Zusammenfassung: Die CHARM-Studie ist ein Beispiel dafür, wie mittels Mehrfachpublikation versucht wird, die Evidenz für die Wirksamkeit einer Substanz zu steigern. Der Lancet hat sich mit dem Abdruck von CHARM in der vorliegenden Art und Weise leider nicht vorbildlich verhalten. Die Autoren sind ohne Ausnahme vom Hersteller der untersuchten Substanz abhängig, und es muß auch von einem relevanten „Selektionsbias“ ausgegangen werden, was eine Verallgemeinerung der Ergebnisse erschwert. Inhaltlich bietet die CHARM-Studie wenig Neues. Der AT-II-RB Candesartan ist bei Herzinsuffizienz ein wirksamer Ersatz bei Unverträglichkeit eines ACE-Hemmers. Die zusätzliche Gabe von Candesartan zu einem ACE-Hemmer ist nur begrenzt effektiv (NNT: 85/Jahr) und kann aus Kosten- und Sicherheitsgründen nicht generell empfohlen werden. Schließlich hat die Gabe eines AT-II-RB bei nur gering eingeschränkter LV-Funktion zumindest in den ersten Jahren offenbar keinen entscheidenden Einfluß auf die Prognose von Patienten mit Herzinsuffizienz. Dieser Befund ist etwas unerwartet und bedarf noch weiterer Bearbeitung. Man kann sicher sein, daß die umtriebigen Autoren noch viel von sich und CHARM hören lassen werden.

Der Kommentator bezeichnet die kürzlich im Lancet auf 23 Seiten veröffentlichten CHARM-Studien als das größte Studienprogramm, das je bei herzinsuffizienten Patienten unternommen wurde (1). Dies scheint in Anbetracht der vielen ACE-Hemmer-Studien aus den 90er Jahren etwas übertrieben (2).

Hintergrund dieses zweifelsohne kostspieligen Programms ist, daß die Angiotensin-II-Rezeptor-Blocker (AT-II-RB) sich nicht so gut auf dem medikamentösen Herzinsuffizienz-Markt behaupten, wie dies erwartet wurde. Bislang haben nämlich die Studien keine wesentliche Verbesserung der Prognose herzinsuffizienter Patienten gegenüber den ACE-Hemmern nachweisen können (3, 4). Da die AT-II-RB aber teurer sind, hatten wir sie daher nur bei einer Unverträglichkeit von ACE-Hemmern empfohlen.

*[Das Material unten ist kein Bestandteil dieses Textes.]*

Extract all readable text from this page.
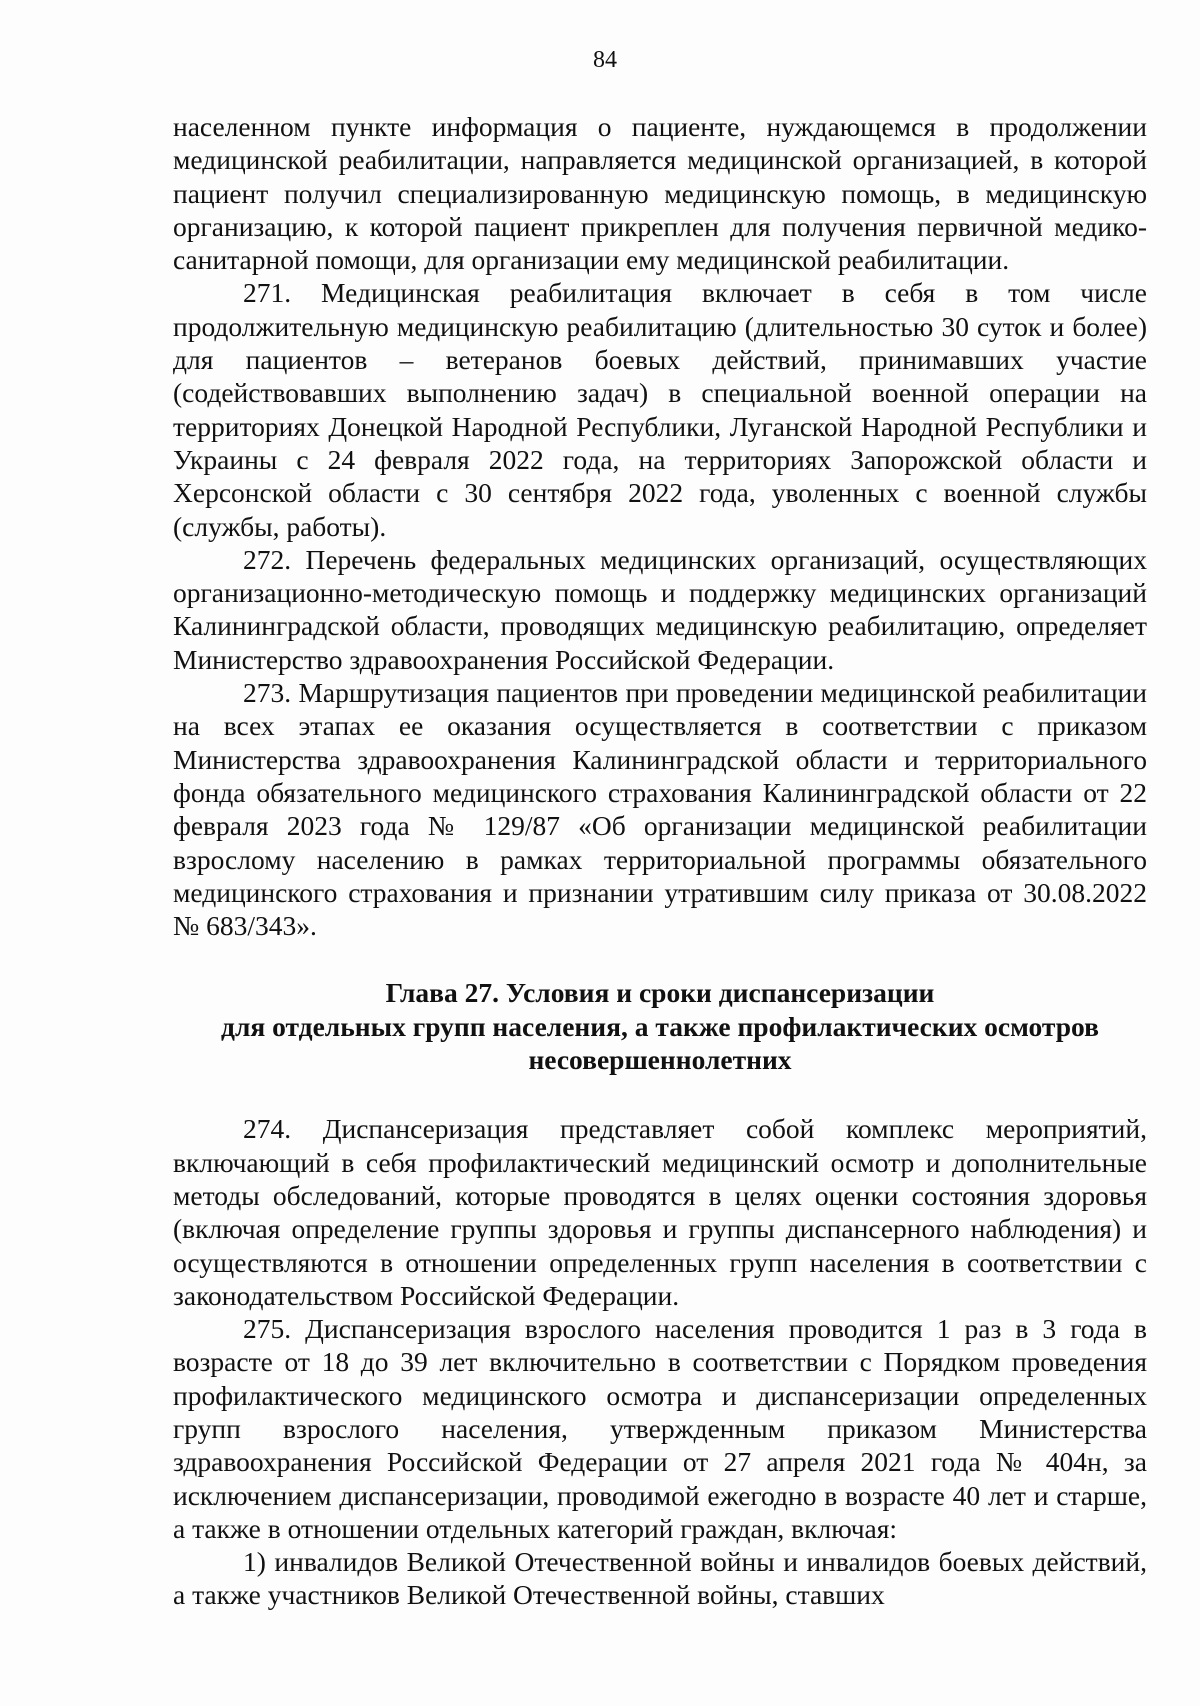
84

населенном пункте информация о пациенте, нуждающемся в продолжении медицинской реабилитации, направляется медицинской организацией, в которой пациент получил специализированную медицинскую помощь, в медицинскую организацию, к которой пациент прикреплен для получения первичной медико-санитарной помощи, для организации ему медицинской реабилитации.

271. Медицинская реабилитация включает в себя в том числе продолжительную медицинскую реабилитацию (длительностью 30 суток и более) для пациентов – ветеранов боевых действий, принимавших участие (содействовавших выполнению задач) в специальной военной операции на территориях Донецкой Народной Республики, Луганской Народной Республики и Украины с 24 февраля 2022 года, на территориях Запорожской области и Херсонской области с 30 сентября 2022 года, уволенных с военной службы (службы, работы).

272. Перечень федеральных медицинских организаций, осуществляющих организационно-методическую помощь и поддержку медицинских организаций Калининградской области, проводящих медицинскую реабилитацию, определяет Министерство здравоохранения Российской Федерации.

273. Маршрутизация пациентов при проведении медицинской реабилитации на всех этапах ее оказания осуществляется в соответствии с приказом Министерства здравоохранения Калининградской области и территориального фонда обязательного медицинского страхования Калининградской области от 22 февраля 2023 года № 129/87 «Об организации медицинской реабилитации взрослому населению в рамках территориальной программы обязательного медицинского страхования и признании утратившим силу приказа от 30.08.2022 № 683/343».

Глава 27. Условия и сроки диспансеризации
для отдельных групп населения, а также профилактических осмотров
несовершеннолетних

274. Диспансеризация представляет собой комплекс мероприятий, включающий в себя профилактический медицинский осмотр и дополнительные методы обследований, которые проводятся в целях оценки состояния здоровья (включая определение группы здоровья и группы диспансерного наблюдения) и осуществляются в отношении определенных групп населения в соответствии с законодательством Российской Федерации.

275. Диспансеризация взрослого населения проводится 1 раз в 3 года в возрасте от 18 до 39 лет включительно в соответствии с Порядком проведения профилактического медицинского осмотра и диспансеризации определенных групп взрослого населения, утвержденным приказом Министерства здравоохранения Российской Федерации от 27 апреля 2021 года № 404н, за исключением диспансеризации, проводимой ежегодно в возрасте 40 лет и старше, а также в отношении отдельных категорий граждан, включая:

1) инвалидов Великой Отечественной войны и инвалидов боевых действий, а также участников Великой Отечественной войны, ставших
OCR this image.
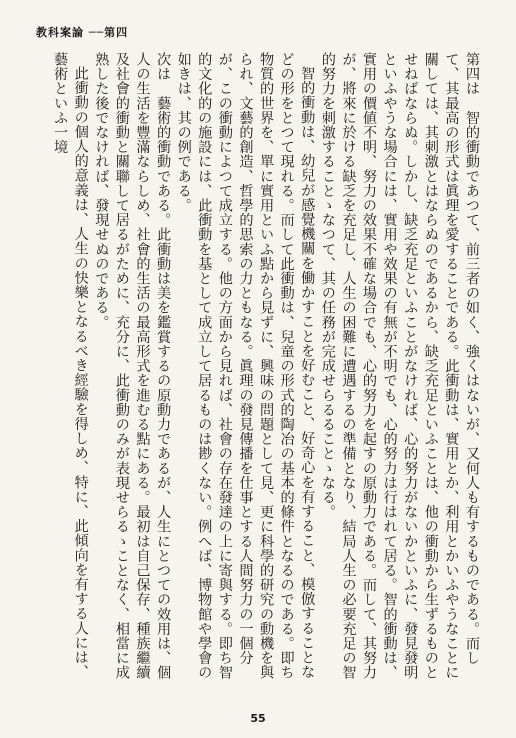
教科案論 ──第四

第四は　智的衝動であつて、前三者の如く、強くはないが、又何人も有するものである。而して、其最高の形式は眞理を愛することである。此衝動は、實用とか、利用とかいふやうなことに關しては、其刺激とはならぬのであるから、缺乏充足といふことは、他の衝動から生ずるものとせねばならぬ。しかし、缺乏充足といふことがなければ、心的努力がないかといふに、發見發明といふやうな場合には、實用や效果の有無が不明でも、心的努力は行はれて居る。智的衝動は、實用の價値不明、努力の效果不確な場合でも、心的努力を起すの原動力である。而して、其努力が、將來に於ける缺乏を充足し、人生の困難に遭遇するの準備となり、結局人生の必要充足の智的努力を刺激することゝなつて、其の任務が完成せらるることゝなる。

智的衝動は、幼兒が感覺機關を働かすことを好むこと、好奇心を有すること、模倣することなどの形をとつて現れる。而して此衝動は、兒童の形式的陶冶の基本的條件となるのである。即ち物質的世界を、單に實用といふ點から見ずに、興味の問題として見、更に科學的研究の動機を與られ、文藝的創造、哲學的思索の力ともなる。眞理の發見傳播を仕事とする人間努力の一個分が、この衝動によつて成立する。他の方面から見れば、社會の存在發達の上に寄與する。即ち智的文化的の施設には、此衝動を基として成立して居るものは尠くない。例へば、博物館や學會の如きは、其の例である。

次は　藝術的衝動である。此衝動は美を鑑賞するの原動力であるが、人生にとつての效用は、個人の生活を豐滿ならしめ、社會的生活の最高形式を進むる點にある。最初は自己保存、種族繼續及社會的衝動と關聯して居るがために、充分に、此衝動のみが表現せらるゝことなく、相當に成熟した後でなければ、發現せぬのである。

此衝動の個人的意義は、人生の快樂となるべき經驗を得しめ、特に、此傾向を有する人には、藝術といふ一境

55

Die von AstraZeneca bezahlten CHARM-Studien werden unser Urteil über die Indikationsstellung der AT-II-RB bei Herzinsuffizienz kaum ändern; sie dienen aber in einigen Punkten einer gewissen Klärung ihrer Indikationen. Die CHARM-Untersucher aus Nordamerika und Schweden schlossen multizentrisch insgesamt 7601 herzinsuffiziente Patienten ein, die den AT-II-RB Candesartan (Atacand, Blopress) oder Plazebo erhielten (5-8). Diese Patienten repräsentieren drei klinische Situationen und wurden in drei parallele ”integrierte” Substudien verteilt: 1. Patienten mit einer linksventrikulären Ejektionsfraktion (LVEF) < 40%, die mit einer bereits optimalen Dosis ACE-Hemmer behandelt waren und zusätzlich den AT-II-RB oder Plazebo erhalten sollten (CHARM-Added, n = 2548); 2. Patienten mit einer LVEF < 40%, die einen ACE-Hemmer nicht vertrugen (CHARM-Alternative, n = 2028); und 3. Patienten mit einer LVEF > 40% (CHARM-Preserved, n = 3025). Die Gesamtanalyse aller Patientendaten wurde als CHARM-Overall publiziert.

Bei allen vier Publikationen finden sich die gleichen neun Autoren, jeweils in unterschiedlicher Reihenfolge. Drei der Autoren sind Angestellte von AstraZeneca, die übrigen erhielten Forschungsgelder oder fungieren als Berater der Firma. Das Datenmanagement, die Analyse und die Interpretation der Studienergebnisse oblag bis auf eine Nachprüfung durch ein offenbar unabhängiges Institut komplett AstraZeneca. Neben der aufgeblähten Veröffentlichung in vier Studien (Publikationsbias) sind also auch die Abhängigkeit der Autoren und der Umgang mit den Studiendaten kritische Punkte.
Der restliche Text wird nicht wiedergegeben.